Recipe Adapted from King Arthur Flour Baking Companion

Print

Ingredients

  • 1/2 cup (2 oz.) chopped semisweet chocolate or chocolate chips
  • 4 tbsp. (1/2 stick, 2 oz.) butter
  • 3 large eggs
  • 3/4 cup (5 1/2 oz.) sugar
  • 1 tbsp. baking powder
  • 1/2 tsp. baking soda
  • 1/2 tsp. salt
  • 3 1/2 cups (14 3/4 oz.) unbleached all purpose flour
  • 1/2 cup ( 1 1/2 oz.) unsweetened cocoa
  • 1 tbsp. instant coffee powder
  • 1 cup buttermilk
  • 1 tsp. vanilla extract
  • 6 cups (about 2 lbs.) vegetable oil or shortening (2 1/2 lbs.), for frying

Glaze

  • 3 1/2 cup (350 grams ) powdered sugar, sifted
  • 1 1/2 teaspoon corn syrup
  • 1/4 teaspoon salt
  • 1/2 teaspoon vanilla extract
  • 1/3 cup (2 1/2 fluid ounces) hot water

Directions

In a small, heatproof bowl, combine chocolate and butter. Cover with plastic wrap and melt over simmering water or at medium power in the microwave. Stir to combine and set aside.

In a large mixing bowl, combine butter/chocolate mixture with the eggs and sugar and mix until light. In a separate bowl, whisk together baking powder, baking soda, salt, flour, cocoa and instant coffee powder. Add to egg mixture and stir to moisten. Add buttermilk and vanilla, mixing just enough to bring dough together. Gather dough into a ball and wrap with plastic wrap. Refrigerate for at least an hour before rolling out.

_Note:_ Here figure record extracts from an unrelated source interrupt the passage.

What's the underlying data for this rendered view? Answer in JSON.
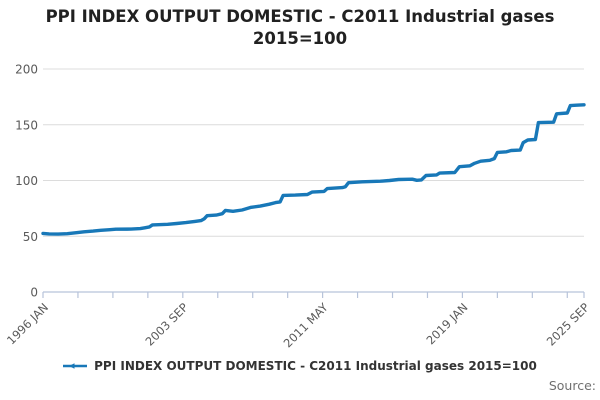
{
  "title_line1": "PPI INDEX OUTPUT DOMESTIC - C2011 Industrial gases",
  "title_line2": "2015=100",
  "legend": {
    "label": "PPI INDEX OUTPUT DOMESTIC - C2011 Industrial gases 2015=100"
  },
  "source_label": "Source:",
  "colors": {
    "series_line": "#1878b8",
    "axis": "#b7c3da",
    "gridline": "#dcdcdc",
    "tick_label": "#5a5a5a",
    "title_text": "#212121",
    "legend_text": "#333333",
    "source_text": "#707070"
  },
  "chart_data": {
    "type": "line",
    "title": "PPI INDEX OUTPUT DOMESTIC - C2011 Industrial gases",
    "subtitle": "2015=100",
    "series_name": "PPI INDEX OUTPUT DOMESTIC - C2011 Industrial gases 2015=100",
    "x_start": "1996 JAN",
    "x_end": "2025 SEP",
    "x_total_months": 356,
    "x_tick_labels": [
      "1996 JAN",
      "2003 SEP",
      "2011 MAY",
      "2019 JAN",
      "2025 SEP"
    ],
    "x_label_months": [
      0,
      92,
      184,
      276,
      356
    ],
    "x_minor_tick_months": [
      0,
      23,
      46,
      69,
      92,
      115,
      138,
      161,
      184,
      207,
      230,
      253,
      276,
      299,
      322,
      345,
      356
    ],
    "y_ticks": [
      0,
      50,
      100,
      150,
      200
    ],
    "ylim": [
      0,
      200
    ],
    "grid": "horizontal",
    "legend_position": "bottom",
    "points_note": "pairs of [months since 1996 JAN, index value 2015=100]",
    "points": [
      [
        0,
        52.6
      ],
      [
        4,
        52.1
      ],
      [
        10,
        51.9
      ],
      [
        16,
        52.3
      ],
      [
        22,
        53.2
      ],
      [
        27,
        54.0
      ],
      [
        33,
        54.6
      ],
      [
        38,
        55.3
      ],
      [
        44,
        55.9
      ],
      [
        48,
        56.3
      ],
      [
        58,
        56.4
      ],
      [
        64,
        56.9
      ],
      [
        67,
        57.6
      ],
      [
        70,
        58.4
      ],
      [
        72,
        60.2
      ],
      [
        82,
        60.7
      ],
      [
        88,
        61.4
      ],
      [
        94,
        62.2
      ],
      [
        100,
        63.3
      ],
      [
        104,
        64.0
      ],
      [
        106,
        65.6
      ],
      [
        108,
        68.4
      ],
      [
        114,
        69.0
      ],
      [
        118,
        70.2
      ],
      [
        120,
        73.2
      ],
      [
        125,
        72.4
      ],
      [
        131,
        73.5
      ],
      [
        137,
        76.0
      ],
      [
        143,
        77.0
      ],
      [
        149,
        78.7
      ],
      [
        153,
        80.2
      ],
      [
        156,
        80.8
      ],
      [
        158,
        86.6
      ],
      [
        166,
        86.9
      ],
      [
        174,
        87.4
      ],
      [
        177,
        89.6
      ],
      [
        185,
        90.2
      ],
      [
        187,
        92.7
      ],
      [
        197,
        93.6
      ],
      [
        199,
        94.4
      ],
      [
        201,
        98.0
      ],
      [
        210,
        98.8
      ],
      [
        222,
        99.4
      ],
      [
        228,
        100.0
      ],
      [
        234,
        100.9
      ],
      [
        243,
        101.2
      ],
      [
        246,
        100.2
      ],
      [
        249,
        100.5
      ],
      [
        252,
        104.5
      ],
      [
        259,
        105.0
      ],
      [
        261,
        106.6
      ],
      [
        271,
        107.2
      ],
      [
        274,
        112.4
      ],
      [
        281,
        113.2
      ],
      [
        284,
        115.4
      ],
      [
        288,
        117.3
      ],
      [
        294,
        118.1
      ],
      [
        297,
        119.6
      ],
      [
        299,
        125.2
      ],
      [
        305,
        125.7
      ],
      [
        308,
        126.9
      ],
      [
        314,
        127.3
      ],
      [
        316,
        134.0
      ],
      [
        319,
        136.3
      ],
      [
        324,
        136.8
      ],
      [
        326,
        151.9
      ],
      [
        336,
        152.3
      ],
      [
        338,
        159.8
      ],
      [
        345,
        160.5
      ],
      [
        347,
        167.2
      ],
      [
        351,
        167.5
      ],
      [
        356,
        167.9
      ]
    ]
  }
}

To make doughnuts, heat oil or shortening to 350F in a Dutch oven that will hold at least 1 1/2 inches of oil. On a lightly floured surface, roll out chilled dough to a 1/2-inch thick circle. Cut into doughnut shapes with a doughnut cutter, or with 2 biscuit cutters-a large for the outside, a small for the hole. Fry the doughnuts 2 or 3 at a time; cook for 90 seconds on 1 side, turn, and cook for 90 seconds on other. Remove donuts from oil with slotted spoon or spider and drain on paper towels.

To make glaze, mix all ingredients in a bowl with a whisk until smooth. Dip each donut into the glaze, making sure they are covered completely. Place on a wire rack above a sheet pan to catch any excess glaze. Let sit for 20 minutes until glaze is set.